To test whether volume-based follicular output rate (FORT-V) is superior to diameter based follicular output rate (FORT-D) in predicting the number of mature oocytes. The follicular output rate (FORT) is the ratio between preovulatory follicle count (PFC) and antral follicle count (AFC) and has been proposed as a better predictor of the ovarian response compared with AFC alone. A prospective observational study of 215 consecutive women (80 oocyte donors and 135 invitro fertilization [IVF] patients) undergoing ovarian stimulation for IVF. University affiliated private IVF center. Women undergoing ovarian stimulation between May 2018 and September2021. Manual two-dimensional ultrasound and computer-generated (three-dimensional ultrasound, [3D]) AFCs were performed at baseline. During ovulation induction, follicular growth was monitored in each patient using both two-dimensional and 3D ultrasound. Preovulatory follicles were defined as those with a mean diameter of 16-22 mm. The trigger was based on the follicular volume according to our standard protocol: at least 2 follicles with a volume of >2 cc with 70% of the follicles having a volume of >0.7 cc.

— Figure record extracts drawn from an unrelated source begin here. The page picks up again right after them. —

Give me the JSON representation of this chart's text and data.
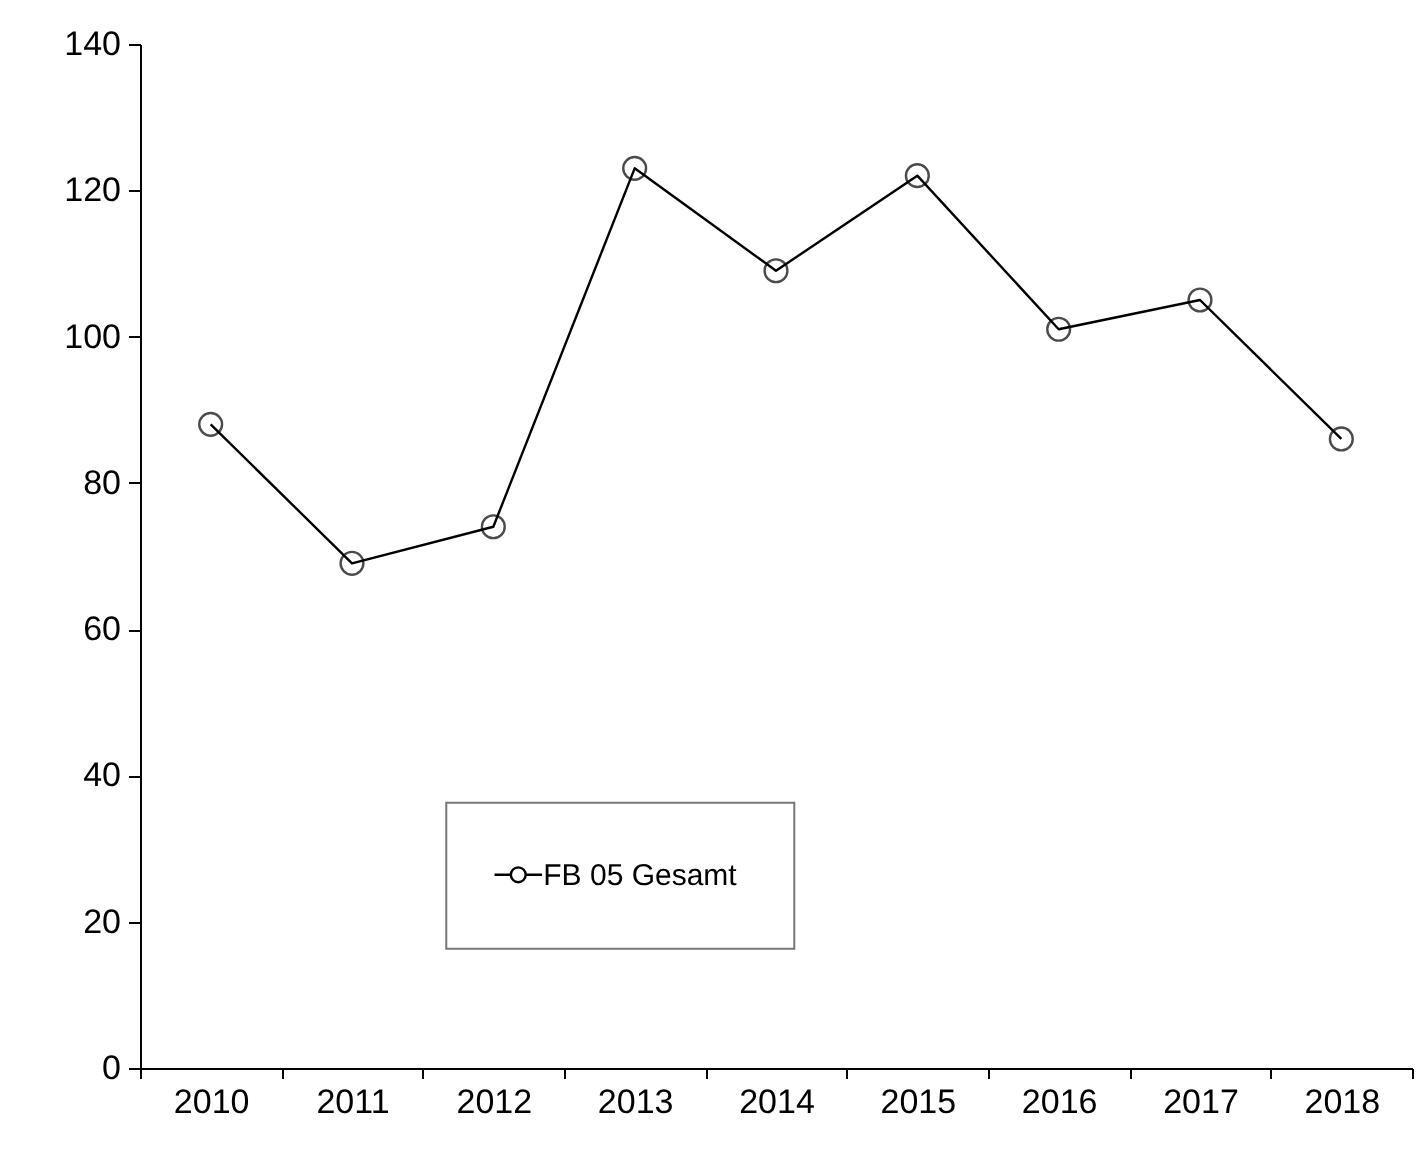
{
  "chart_data": {
    "type": "line",
    "categories": [
      "2010",
      "2011",
      "2012",
      "2013",
      "2014",
      "2015",
      "2016",
      "2017",
      "2018"
    ],
    "series": [
      {
        "name": "FB 05 Gesamt",
        "color": "#000000",
        "values": [
          88,
          69,
          74,
          123,
          109,
          122,
          101,
          105,
          86
        ]
      }
    ],
    "ylim": [
      0,
      140
    ],
    "yticks": [
      0,
      20,
      40,
      60,
      80,
      100,
      120,
      140
    ],
    "grid": false,
    "legend": "bottom",
    "marker": "circle",
    "line_style": "solid"
  }
}
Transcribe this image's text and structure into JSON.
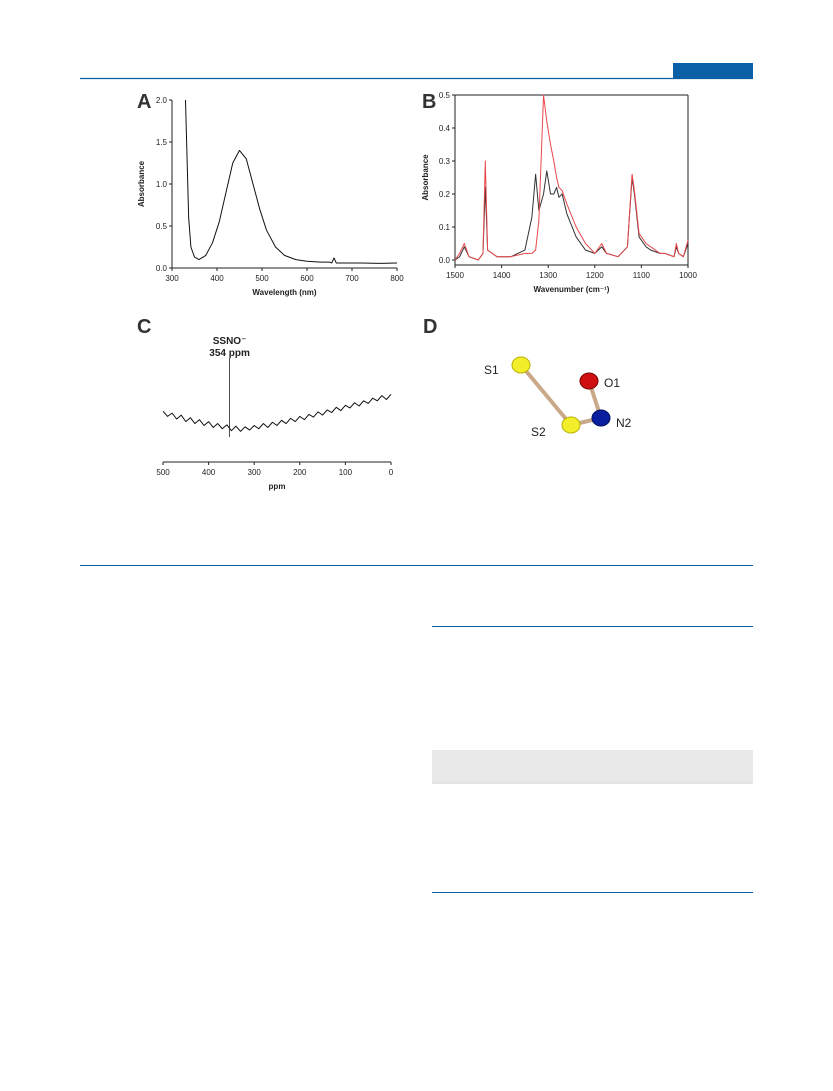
{
  "chart_data": [
    {
      "type": "line",
      "panel_label": "A",
      "x_label": "Wavelength (nm)",
      "y_label": "Absorbance",
      "x": [
        330,
        333,
        337,
        342,
        350,
        360,
        375,
        390,
        405,
        420,
        435,
        450,
        465,
        480,
        495,
        510,
        530,
        550,
        575,
        600,
        630,
        650,
        655,
        660,
        665,
        680,
        720,
        760,
        800
      ],
      "series": [
        {
          "color": "#111111",
          "values": [
            2.0,
            1.4,
            0.6,
            0.25,
            0.13,
            0.1,
            0.15,
            0.3,
            0.55,
            0.9,
            1.25,
            1.4,
            1.3,
            1.0,
            0.7,
            0.45,
            0.25,
            0.15,
            0.1,
            0.08,
            0.07,
            0.07,
            0.06,
            0.12,
            0.06,
            0.06,
            0.06,
            0.055,
            0.06
          ]
        }
      ],
      "xlim": [
        300,
        800
      ],
      "xticks": [
        300,
        400,
        500,
        600,
        700,
        800
      ],
      "ylim": [
        0,
        2
      ],
      "yticks": [
        {
          "value": 0,
          "label": "0.0"
        },
        0.5,
        {
          "value": 1,
          "label": "1.0"
        },
        1.5,
        {
          "value": 2,
          "label": "2.0"
        }
      ]
    },
    {
      "type": "line",
      "panel_label": "B",
      "x_label": "Wavenumber (cm⁻¹)",
      "y_label": "Absorbance",
      "x": [
        1500,
        1490,
        1480,
        1470,
        1450,
        1440,
        1435,
        1430,
        1410,
        1380,
        1350,
        1335,
        1327,
        1320,
        1310,
        1303,
        1295,
        1288,
        1282,
        1277,
        1270,
        1260,
        1240,
        1220,
        1200,
        1185,
        1175,
        1150,
        1130,
        1120,
        1115,
        1105,
        1090,
        1080,
        1060,
        1050,
        1030,
        1025,
        1020,
        1010,
        1000
      ],
      "series": [
        {
          "color": "#333333",
          "values": [
            0.0,
            0.01,
            0.04,
            0.01,
            0.0,
            0.02,
            0.22,
            0.03,
            0.01,
            0.01,
            0.03,
            0.13,
            0.26,
            0.15,
            0.2,
            0.27,
            0.2,
            0.2,
            0.22,
            0.19,
            0.2,
            0.14,
            0.07,
            0.03,
            0.02,
            0.04,
            0.02,
            0.01,
            0.04,
            0.25,
            0.2,
            0.07,
            0.04,
            0.03,
            0.02,
            0.02,
            0.01,
            0.04,
            0.02,
            0.01,
            0.05
          ]
        },
        {
          "color": "#e8474a",
          "values": [
            0.0,
            0.02,
            0.05,
            0.01,
            0.0,
            0.02,
            0.3,
            0.03,
            0.01,
            0.01,
            0.02,
            0.02,
            0.03,
            0.12,
            0.5,
            0.42,
            0.35,
            0.3,
            0.25,
            0.22,
            0.21,
            0.17,
            0.1,
            0.05,
            0.02,
            0.05,
            0.02,
            0.01,
            0.04,
            0.26,
            0.21,
            0.08,
            0.05,
            0.04,
            0.02,
            0.02,
            0.01,
            0.05,
            0.02,
            0.01,
            0.06
          ]
        }
      ],
      "xlim": [
        1500,
        1000
      ],
      "xticks": [
        1500,
        1400,
        1300,
        1200,
        1100,
        1000
      ],
      "ylim": [
        0,
        0.5
      ],
      "yticks": [
        {
          "value": 0,
          "label": "0.0"
        },
        0.1,
        0.2,
        0.3,
        0.4,
        0.5
      ]
    },
    {
      "type": "line",
      "panel_label": "C",
      "x_label": "ppm",
      "x": [
        500,
        490,
        480,
        470,
        460,
        450,
        440,
        430,
        420,
        410,
        400,
        390,
        380,
        370,
        360,
        350,
        340,
        330,
        320,
        310,
        300,
        290,
        280,
        270,
        260,
        250,
        240,
        230,
        220,
        210,
        200,
        190,
        180,
        170,
        160,
        150,
        140,
        130,
        120,
        110,
        100,
        90,
        80,
        70,
        60,
        50,
        40,
        30,
        20,
        10,
        0
      ],
      "series": [
        {
          "color": "#111111",
          "values": [
            5.2,
            4.4,
            4.9,
            4.0,
            4.6,
            3.6,
            4.2,
            3.3,
            3.9,
            3.0,
            3.6,
            2.7,
            3.3,
            2.5,
            3.1,
            2.2,
            2.9,
            2.1,
            2.8,
            2.3,
            3.0,
            2.5,
            3.3,
            2.7,
            3.5,
            3.0,
            3.8,
            3.3,
            4.1,
            3.6,
            4.4,
            3.9,
            4.7,
            4.3,
            5.1,
            4.6,
            5.4,
            5.0,
            5.8,
            5.3,
            6.1,
            5.7,
            6.5,
            6.0,
            6.8,
            6.4,
            7.2,
            6.8,
            7.6,
            7.0,
            7.8
          ]
        }
      ],
      "xlim": [
        500,
        0
      ],
      "xticks": [
        500,
        400,
        300,
        200,
        100,
        0
      ],
      "ylim": [
        0,
        10
      ],
      "annotation": {
        "text": "SSNO⁻",
        "label": "354 ppm",
        "x": 354
      }
    }
  ],
  "diagram": {
    "panel_label": "D",
    "atoms": [
      {
        "label": "S1"
      },
      {
        "label": "O1"
      },
      {
        "label": "N2"
      },
      {
        "label": "S2"
      }
    ]
  }
}
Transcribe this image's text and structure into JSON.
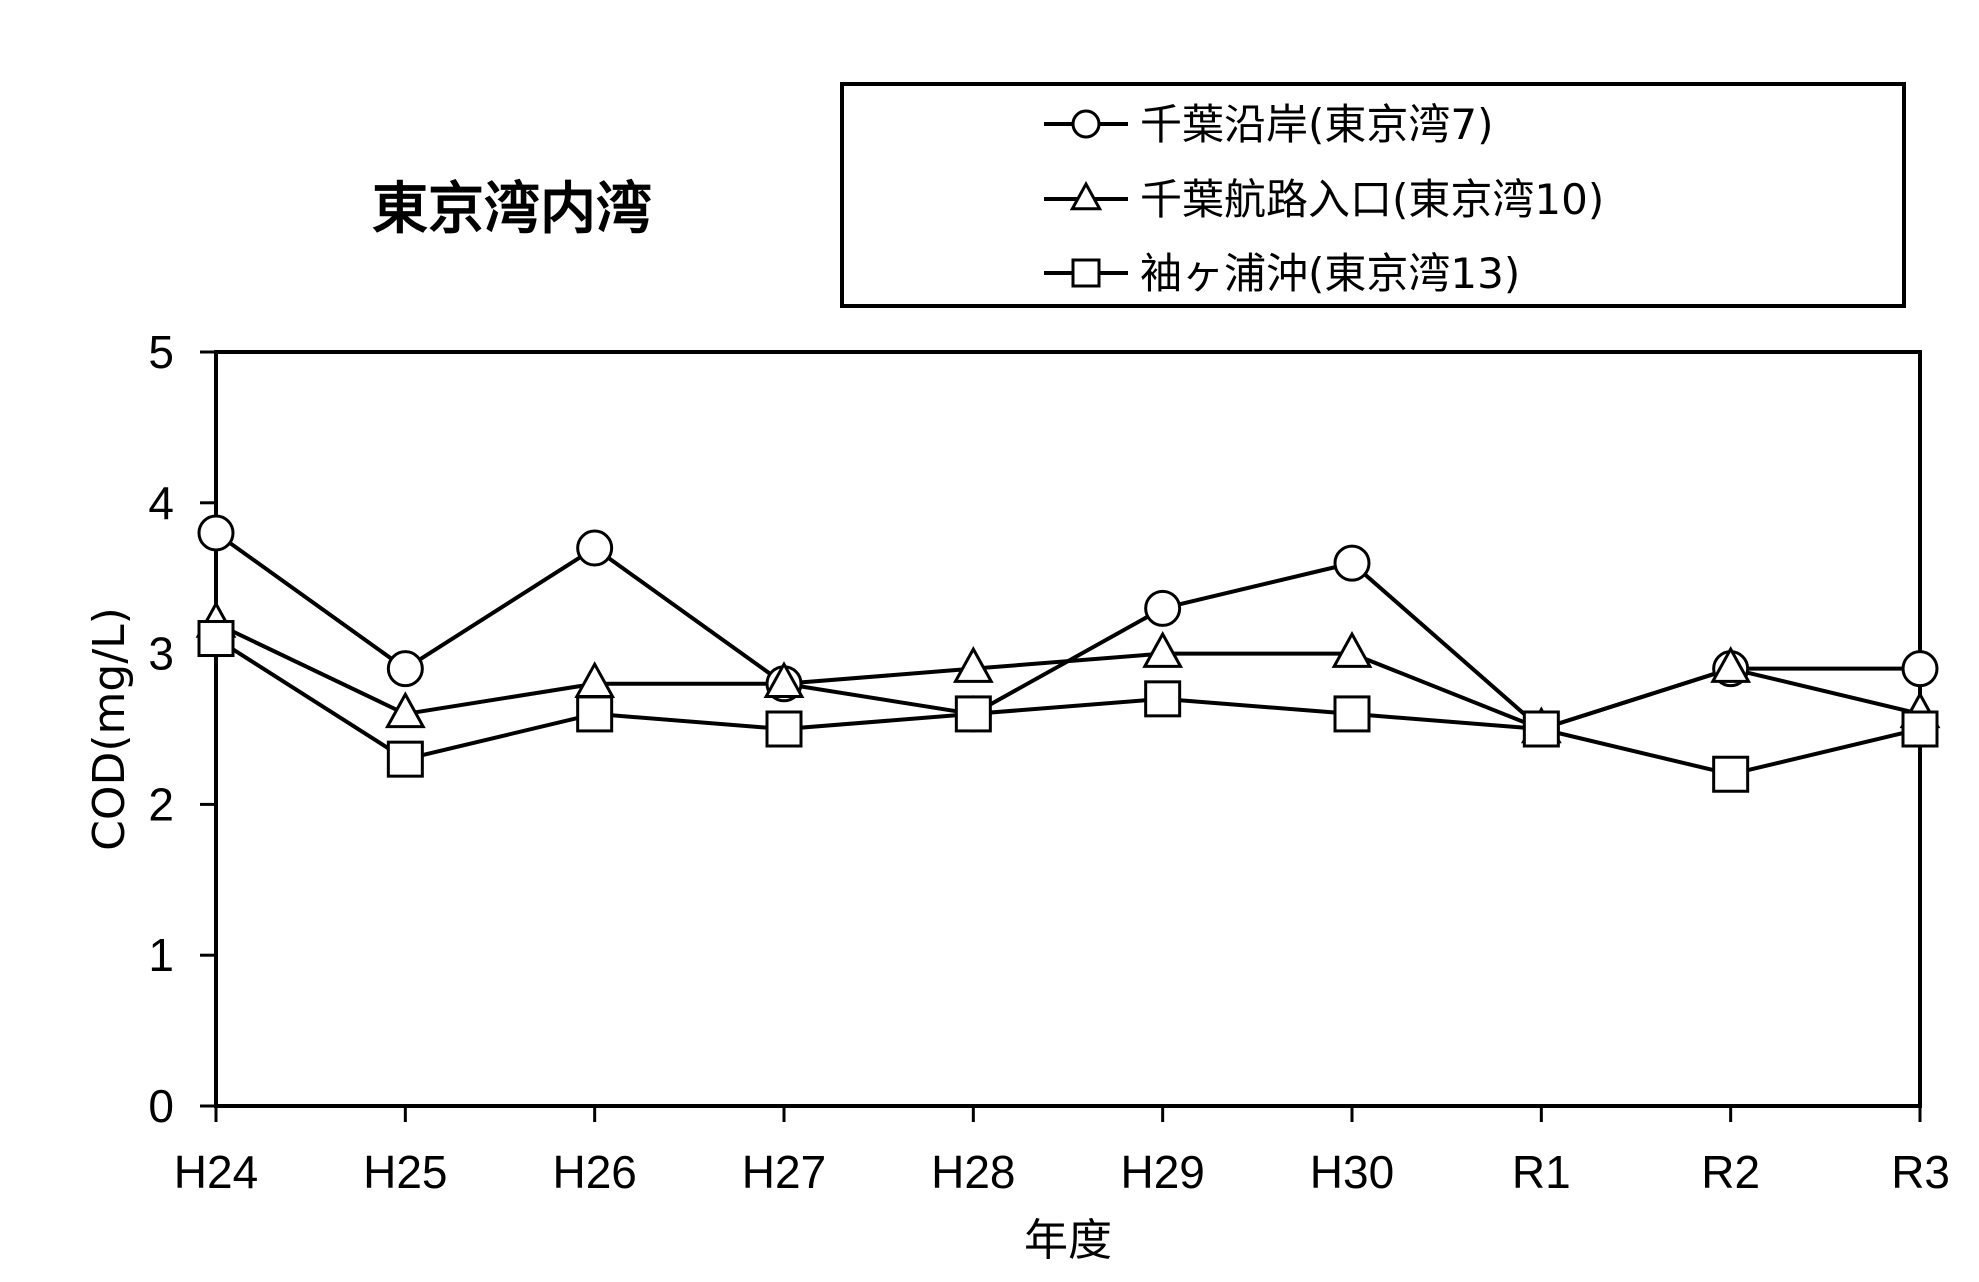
{
  "chart_data": {
    "type": "line",
    "title": "東京湾内湾",
    "xlabel": "年度",
    "ylabel": "COD(mg/L)",
    "categories": [
      "H24",
      "H25",
      "H26",
      "H27",
      "H28",
      "H29",
      "H30",
      "R1",
      "R2",
      "R3"
    ],
    "ylim": [
      0,
      5
    ],
    "yticks": [
      "0",
      "1",
      "2",
      "3",
      "4",
      "5"
    ],
    "grid": false,
    "legend_position": "top-right",
    "series": [
      {
        "name": "千葉沿岸(東京湾7)",
        "marker": "circle",
        "values": [
          3.8,
          2.9,
          3.7,
          2.8,
          2.6,
          3.3,
          3.6,
          2.5,
          2.9,
          2.9
        ]
      },
      {
        "name": "千葉航路入口(東京湾10)",
        "marker": "triangle",
        "values": [
          3.2,
          2.6,
          2.8,
          2.8,
          2.9,
          3.0,
          3.0,
          2.5,
          2.9,
          2.6
        ]
      },
      {
        "name": "袖ヶ浦沖(東京湾13)",
        "marker": "square",
        "values": [
          3.1,
          2.3,
          2.6,
          2.5,
          2.6,
          2.7,
          2.6,
          2.5,
          2.2,
          2.5
        ]
      }
    ]
  },
  "colors": {
    "line": "#000000",
    "background": "#ffffff"
  }
}
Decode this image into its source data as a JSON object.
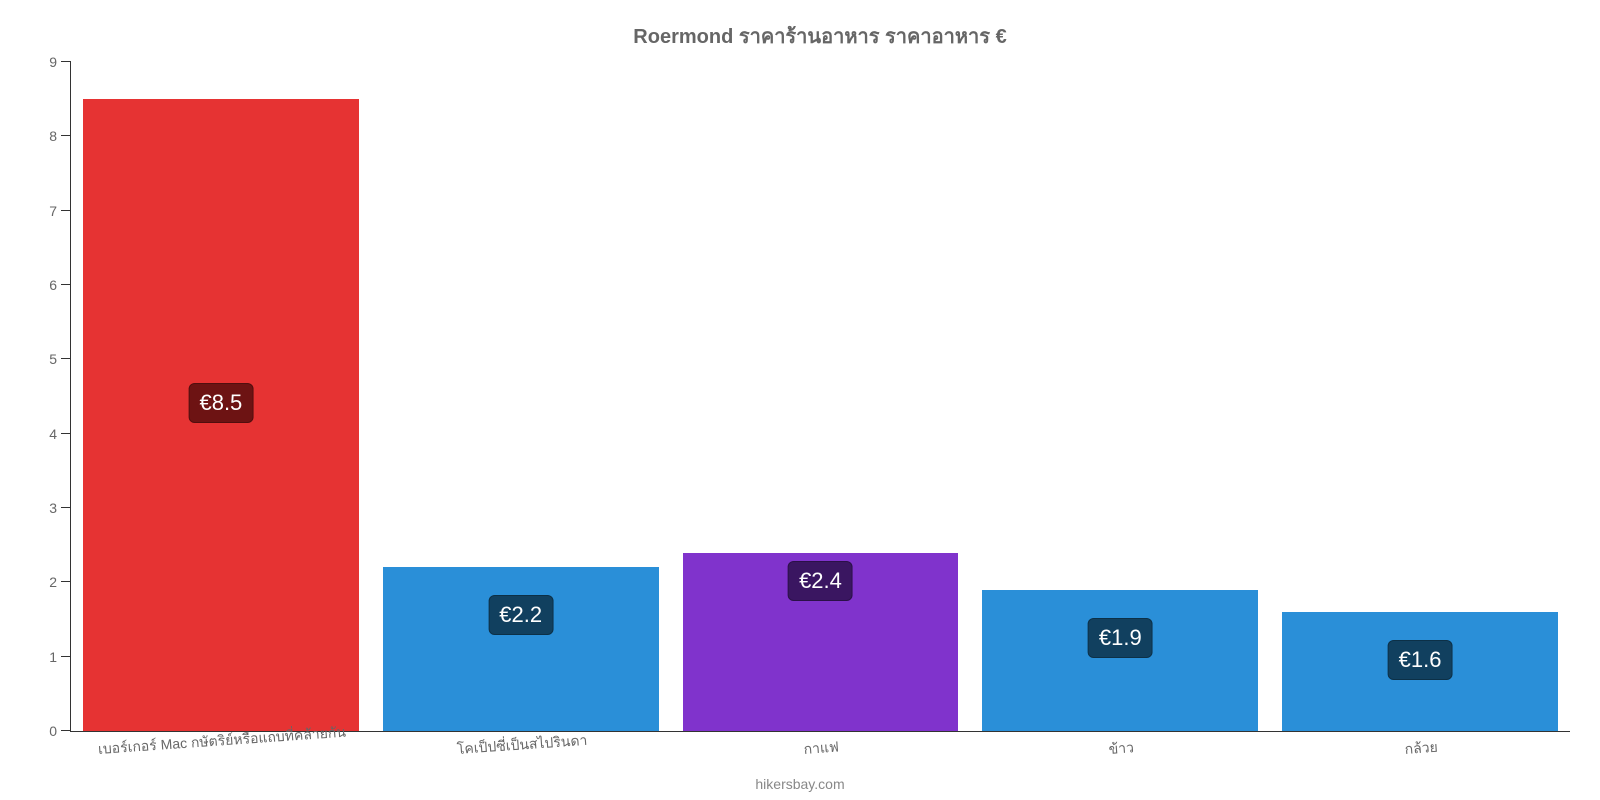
{
  "chart": {
    "type": "bar",
    "title": "Roermond ราคาร้านอาหาร ราคาอาหาร €",
    "title_fontsize": 20,
    "title_color": "#666666",
    "background_color": "#ffffff",
    "ylim": [
      0,
      9
    ],
    "yticks": [
      0,
      1,
      2,
      3,
      4,
      5,
      6,
      7,
      8,
      9
    ],
    "ytick_fontsize": 14,
    "ytick_color": "#666666",
    "xlabel_fontsize": 14,
    "xlabel_color": "#666666",
    "xlabel_rotation_deg": -4,
    "bar_width_pct": 92,
    "value_label_fontsize": 22,
    "value_label_text_color": "#ffffff",
    "categories": [
      "เบอร์เกอร์ Mac กษัตริย์หรือแถบที่คล้ายกัน",
      "โคเป็ปซี่เป็นสไปรินดา",
      "กาแฟ",
      "ข้าว",
      "กล้วย"
    ],
    "values": [
      8.5,
      2.2,
      2.4,
      1.9,
      1.6
    ],
    "value_labels": [
      "€8.5",
      "€2.2",
      "€2.4",
      "€1.9",
      "€1.6"
    ],
    "bar_colors": [
      "#e63333",
      "#2a8fd8",
      "#8033cc",
      "#2a8fd8",
      "#2a8fd8"
    ],
    "value_label_bg_colors": [
      "#6d1313",
      "#11405f",
      "#3a1661",
      "#11405f",
      "#11405f"
    ],
    "value_label_offsets": [
      -50,
      26,
      -42,
      26,
      26
    ],
    "credit": "hikersbay.com",
    "credit_fontsize": 14,
    "credit_color": "#888888",
    "axis_color": "#333333"
  }
}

The primary outcome was the difference between FORT-V and FORT-D in their ability to predict the mature oocyte output rate. In both IVF patients and oocyte donors, the computer-generated AFC was greater than the manual AFC. The FORT-V was higher than the FORT-D for both computer-generated (the difference was 35 [95% CI {confidence interval}, 32-45] in oocyte donors and 21 [95% CI, 5-46] in IVF patients) and manual FORT (the difference was 38 [95% CI, 32-45] in oocyte donors and 15 [95% CI, 3-43] in IVF patients) and was closer to the mature oocyte output rate. There was a direct correlation between the computer-generated AFC and the PFC based on volume and between PFC based on volume and the number of mature oocytes in oocyte donors and IVF patients. In this prospective study of 215 women, the FORT based on 3D ultrasound derived follicular volume (FORT-V) was superior to the FORT-D in determining the ovarian response in both oocyte donors and IVF patients. Moreover, our results support the non-inferiority of the computer-generated method compared with the manual method for the determination of AFC. Further studies on the role of computer-generated antral follicle characteristics may be useful in evaluating follicle stimulation regimens.